Even when only displaying two of the 3 latent variables this model uses, the measurements cluster into areas of classification. All data points are correctly classified in the results. Even two different bottles of the same vintage are classifiable. Note that even though MTB2014-1 and -2 are shown in different colours the PLSDA model is given the instruction to class them together – visible in the results table. When classifying by both MTB2014-1 and MTB2014-2 there is a slight confusion between the two. This is expected, however if we were to establish a model to probe the difference between individual bottles from the same batch we would fine tune it and depending on actual physical variability the model would succeed. Here, fine-tuning means that spectra of different classes that are too similar would have to be excluded from the model - although they could be used as test data.

For further clarification; latent variables can be thought of as components, which each of your spectra get broken down into. That means if you sum the right amount of these components, you get back to your original measurement (ideally).  How much of these common components each of your measurement (spectrum) contains is displayed in the graphs above. There are more than only three latent variables and depending on the task and size of the model there might be many more. For illustrative purposes a very simple model with only three substances to be classified is shown.

 

A Spectrum Example

This is what a single data point on these Latent-Variable graphs actually looks like. A spectral Raman response of 512 data points, with a wavelength assigned to each.

 

 

 

Adding more/ similar wines to the model (figures right)

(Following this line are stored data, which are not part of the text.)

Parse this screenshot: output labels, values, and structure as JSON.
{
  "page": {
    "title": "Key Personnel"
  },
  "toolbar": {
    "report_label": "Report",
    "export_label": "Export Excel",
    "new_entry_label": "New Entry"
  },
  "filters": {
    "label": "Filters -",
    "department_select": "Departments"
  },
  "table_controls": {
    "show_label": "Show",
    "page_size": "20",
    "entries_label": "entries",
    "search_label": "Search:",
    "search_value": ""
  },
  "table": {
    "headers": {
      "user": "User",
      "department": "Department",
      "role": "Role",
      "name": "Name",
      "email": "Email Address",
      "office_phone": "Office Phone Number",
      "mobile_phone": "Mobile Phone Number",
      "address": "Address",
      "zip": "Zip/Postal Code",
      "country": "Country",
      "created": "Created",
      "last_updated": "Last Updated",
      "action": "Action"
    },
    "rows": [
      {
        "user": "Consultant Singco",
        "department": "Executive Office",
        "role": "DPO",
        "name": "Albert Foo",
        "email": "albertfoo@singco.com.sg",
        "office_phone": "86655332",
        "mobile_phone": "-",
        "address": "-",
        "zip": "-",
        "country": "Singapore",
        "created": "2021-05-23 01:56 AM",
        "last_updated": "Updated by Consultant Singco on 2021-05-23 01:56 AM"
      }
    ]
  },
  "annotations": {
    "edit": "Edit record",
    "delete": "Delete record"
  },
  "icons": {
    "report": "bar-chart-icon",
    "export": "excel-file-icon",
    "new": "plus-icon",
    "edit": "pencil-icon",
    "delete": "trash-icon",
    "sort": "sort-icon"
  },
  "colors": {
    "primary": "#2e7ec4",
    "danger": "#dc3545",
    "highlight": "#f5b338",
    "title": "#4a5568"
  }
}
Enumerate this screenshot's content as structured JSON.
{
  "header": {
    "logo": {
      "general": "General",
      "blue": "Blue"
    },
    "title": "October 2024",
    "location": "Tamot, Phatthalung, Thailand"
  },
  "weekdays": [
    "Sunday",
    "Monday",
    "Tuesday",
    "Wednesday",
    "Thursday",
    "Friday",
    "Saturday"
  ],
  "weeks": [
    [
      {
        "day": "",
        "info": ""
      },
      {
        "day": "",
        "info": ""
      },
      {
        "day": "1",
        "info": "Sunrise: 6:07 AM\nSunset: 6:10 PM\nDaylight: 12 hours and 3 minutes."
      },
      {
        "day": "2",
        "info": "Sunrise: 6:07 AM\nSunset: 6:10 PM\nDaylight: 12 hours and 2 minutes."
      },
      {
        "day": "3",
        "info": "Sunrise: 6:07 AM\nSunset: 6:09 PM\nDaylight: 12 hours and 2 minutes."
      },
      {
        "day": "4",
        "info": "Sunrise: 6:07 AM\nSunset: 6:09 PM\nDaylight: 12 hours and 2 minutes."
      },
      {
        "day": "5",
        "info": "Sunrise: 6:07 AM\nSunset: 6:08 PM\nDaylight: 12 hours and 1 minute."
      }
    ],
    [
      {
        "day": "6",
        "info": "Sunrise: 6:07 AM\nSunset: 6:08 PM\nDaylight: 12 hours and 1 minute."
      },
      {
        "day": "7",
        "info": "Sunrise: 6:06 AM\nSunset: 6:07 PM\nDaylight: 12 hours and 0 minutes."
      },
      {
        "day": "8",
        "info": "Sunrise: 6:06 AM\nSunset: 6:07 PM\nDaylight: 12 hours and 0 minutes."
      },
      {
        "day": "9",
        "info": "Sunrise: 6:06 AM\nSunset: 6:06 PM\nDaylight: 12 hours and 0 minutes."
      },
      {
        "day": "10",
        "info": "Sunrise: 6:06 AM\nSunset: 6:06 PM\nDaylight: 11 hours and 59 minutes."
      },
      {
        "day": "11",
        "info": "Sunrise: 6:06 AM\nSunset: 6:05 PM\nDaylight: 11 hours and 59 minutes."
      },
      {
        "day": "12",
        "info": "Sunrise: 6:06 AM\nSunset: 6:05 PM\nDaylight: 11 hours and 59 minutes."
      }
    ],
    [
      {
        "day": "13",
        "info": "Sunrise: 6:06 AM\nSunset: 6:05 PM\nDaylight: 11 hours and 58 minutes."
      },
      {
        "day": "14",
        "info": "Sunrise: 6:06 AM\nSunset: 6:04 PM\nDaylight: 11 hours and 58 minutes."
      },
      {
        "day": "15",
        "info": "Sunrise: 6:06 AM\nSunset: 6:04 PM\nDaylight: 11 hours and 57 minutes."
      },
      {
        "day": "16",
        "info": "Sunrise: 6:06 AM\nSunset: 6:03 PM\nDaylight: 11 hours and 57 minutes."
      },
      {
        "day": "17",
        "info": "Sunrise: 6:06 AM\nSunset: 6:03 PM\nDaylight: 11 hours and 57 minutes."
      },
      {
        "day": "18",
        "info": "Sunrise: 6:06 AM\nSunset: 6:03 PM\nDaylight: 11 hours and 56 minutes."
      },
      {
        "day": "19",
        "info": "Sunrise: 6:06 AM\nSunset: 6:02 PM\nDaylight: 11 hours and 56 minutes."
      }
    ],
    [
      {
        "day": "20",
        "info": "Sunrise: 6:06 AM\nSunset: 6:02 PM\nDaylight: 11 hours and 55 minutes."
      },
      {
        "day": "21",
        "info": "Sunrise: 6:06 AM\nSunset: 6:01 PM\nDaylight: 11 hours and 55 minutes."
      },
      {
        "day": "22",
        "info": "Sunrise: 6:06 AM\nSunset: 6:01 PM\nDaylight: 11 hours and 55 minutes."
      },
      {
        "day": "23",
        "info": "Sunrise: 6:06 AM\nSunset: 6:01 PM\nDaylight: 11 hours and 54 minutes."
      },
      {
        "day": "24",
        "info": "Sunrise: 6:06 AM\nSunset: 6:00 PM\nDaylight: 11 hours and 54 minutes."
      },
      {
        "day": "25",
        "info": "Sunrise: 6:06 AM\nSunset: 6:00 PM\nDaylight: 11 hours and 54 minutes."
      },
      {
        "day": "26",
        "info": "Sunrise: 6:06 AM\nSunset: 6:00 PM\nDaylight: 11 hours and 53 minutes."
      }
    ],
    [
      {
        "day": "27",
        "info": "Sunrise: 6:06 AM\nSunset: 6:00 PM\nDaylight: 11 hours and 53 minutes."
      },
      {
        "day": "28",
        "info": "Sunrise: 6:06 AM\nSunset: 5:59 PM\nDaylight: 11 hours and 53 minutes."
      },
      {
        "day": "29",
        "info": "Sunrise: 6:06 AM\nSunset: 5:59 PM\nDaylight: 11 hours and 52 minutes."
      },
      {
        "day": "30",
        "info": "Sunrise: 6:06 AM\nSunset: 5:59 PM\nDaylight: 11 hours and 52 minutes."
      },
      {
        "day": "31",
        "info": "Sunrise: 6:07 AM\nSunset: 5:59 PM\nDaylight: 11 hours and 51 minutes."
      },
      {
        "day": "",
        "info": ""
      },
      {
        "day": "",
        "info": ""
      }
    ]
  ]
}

MTB2016 is not as easily distinguishable. Note that the model changes as it is now built with MTB2016 data, meaning that the common components the algorithm searches for also change. A more detailed look into the latent variables is required to visualise the classification. The PLS algorithm in this case looks at five latent variables at the same time but some of the models we use in these small experiments even have up to 8 or more. Of course this cannot be visualised in one graph but it is mathematically necessary to distinguish some test substances. Below an example of how MTB2016 yields similar result to MTB2014 when looking at these LV’s. Looking at multiple LVs (3D right), clearly classifies them separately and enables us to build a model.

Lastly, we apply our test data to this model again and  in the results table all of them are classified correctly.

 

Note that measurements can vary and some are more clearly classified than others. To ensure that one measurement is classified correctly, we can set a threshold, which the measurement has to pass to classify as wine X. An ideal result has measurements of one class above the threshold and all others below, as shown here (note, 2014-1 and -2 as separate classes). Keep in mind the lowest (blue) data point here, could be under the threshold for some measurement and then would be marked as unclassified if not going above the threshold for any class.

 

Measurements taken two weeks previously applied to the first simple model (no 2016):

 

The model results table correctly classifies this wine. However, over the time the bottle was open, the wine may have changed, for it appears outside the calibration MTB2014-1 data shown above. There are other experimental reasons for an overtime drift but these were due to alignment changes, which will clearly not occur in the final device.